Schwere Situationen für alle Beteiligten
Die Corona-Pandemie zwang alle Beteiligten gleichermaßen zu einem völlig anderen Alltag. Werkstätten und Schulen blieben geschlossen – die Bewohner mussten zu Hause in der Einrichtung bleiben. Für viele war die Situation neu und zum Teil beängstigend, denn der gewohnte Tagesablauf war plötzlich ein ganz anderer.
Auch für die Familie und Freunde der Bewohner war die Situation schwer, weil auch auf den Wohngruppen, die nicht von der Quarantäne betroffen waren, ein striktes Besuchsverbot galt. So durften die Kinder nicht nach Hause zu ihren Eltern, es sei denn sie verpflichteten sich im Anschluss zu einer zweiwöchigen Quarantäne. Das stellt für viele der Kinder eine große Herausforderung dar.
Keine Besuche, kein Alltag und keine große Feier: Das Straßenfest zum 20-jährigen Bestehen der Wohnstätte musste abgesagt werden. Geplant war, die ganze Straße rund um die Wohnstätte abzusperren und ein großes Fest mit vielen Partnern und Freunden der Lebenshilfe zu feiern.
Für jeden etwas dabei
Im Anschluss an die Gesprächsrunde begleiteten Lisa Nückel, Torsten Prions, Bärbel Brüning und Frank Flieger Claudia Middendorf bei einem Rundgang durch die Wohnstätte.
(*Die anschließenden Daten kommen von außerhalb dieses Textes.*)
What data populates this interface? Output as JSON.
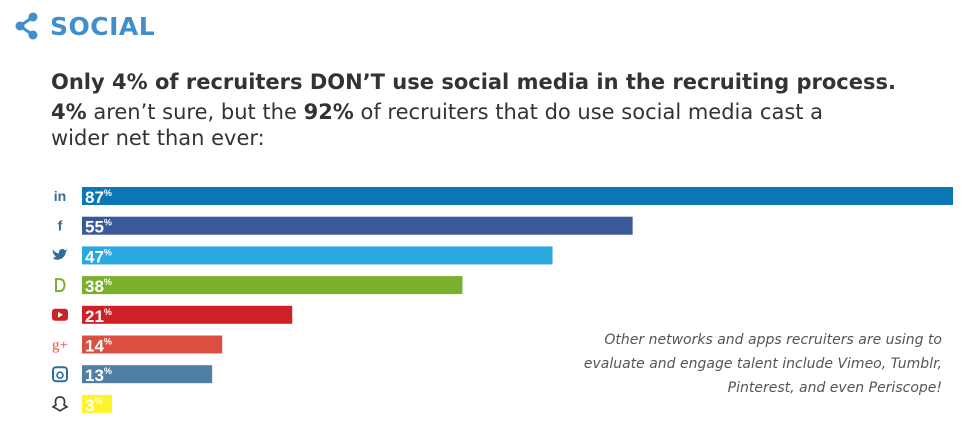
{
  "header": {
    "title": "SOCIAL",
    "icon": "share-icon",
    "color": "#3f8fcc"
  },
  "headline": "Only 4% of recruiters DON’T use social media in the recruiting process.",
  "subline": {
    "part1": "4%",
    "part2": " aren’t sure, but the ",
    "part3": "92%",
    "part4": " of recruiters that do use social media cast a wider net than ever:"
  },
  "note": "Other networks and apps recruiters are using to evaluate and engage talent include Vimeo, Tumblr, Pinterest, and even Periscope!",
  "chart_data": {
    "type": "bar",
    "orientation": "horizontal",
    "categories": [
      "linkedin-icon",
      "facebook-icon",
      "twitter-icon",
      "glassdoor-icon",
      "youtube-icon",
      "google-plus-icon",
      "instagram-icon",
      "snapchat-icon"
    ],
    "values": [
      87,
      55,
      47,
      38,
      21,
      14,
      13,
      3
    ],
    "value_labels": [
      "87",
      "55",
      "47",
      "38",
      "21",
      "14",
      "13",
      "3"
    ],
    "unit": "%",
    "colors": [
      "#0b77b5",
      "#3b5898",
      "#2aa9e0",
      "#7ab02b",
      "#cd2127",
      "#dc4e3f",
      "#517fa4",
      "#fdf42f"
    ],
    "xlim": [
      0,
      87
    ],
    "grid": false,
    "legend": "none"
  }
}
Diese besteht aus drei Wohnbereichen – eine für Erwachsene, zwei für Kinder und Jugendliche. Dass letzterer fleißig umgestaltet werden soll, präsentierte Lisa Nückel stolz. Die Bewohner entscheiden dann selbst, wie die Wohnbereiche gestaltet werden.
Den Garten teilen sich die Erwachsenen, Kinder und Jugendlichen. Dort können alle gemeinsam in der Sonne sitzen, im Sandkasten buddeln oder Fußball spielen.
Zum Abschluss gab es noch einen Besuch in den Räumlichkeiten der Tagesstruktur, die nur ein paar Gehminuten entfernt liegt. Dort verbringen Menschen mit Behinderung, die berentet sind oder wegen anderer Gründe nicht mehr zur Arbeit gehen können, ihren Alltag. Ob gemeinsam frühstücken, kochen, puzzeln oder einen Film schauen: Die Bewohner verbringen ihre Zeit zusammen wie eine Familie.
Claudia Middendorf war sichtlich begeistert und lobte die Arbeit in der Einrichtung „Man sieht, dass die Menschen hier gerne arbeiten und mit Herzblut dabei sind“.
Zur Person Claudia Middendorf: Seit Oktober 2017 ist Claudia Middendorf für die Belange der Menschen mit Beeinträchtigung zuständig. Dieses Amt wurde im Rahmen des Behindertengleichstellungsgesetztes im Jahr 2005 erschaffen. Dabei setzt sich Claudia Middendorf vor allem um die Gleichberechtigung und selbstbestimmte gesellschaftliche Teilhabe dieser Menschen ein. In Ihrer Funktion berät sie die Landesregierung zu Gesetzes- und Verordnungsvorhaben, hat jedoch doch keine Entscheidungsgewalt inne. Ihre Aufgaben liegen aber ebenso darin, die Öffentlichkeit über die Entwicklungen der Politik für Menschen mit Behinderung zu informieren. „Ein wichtiger Teil meiner Arbeit sind die Diskussionen und Gespräche mit den Behindertenbeauftragten der Städte und Kommunen“ so Middendorf. Die Arbeit auf der kommunalen Ebene zu verstehen ist demnach essenziell für ihre Arbeit.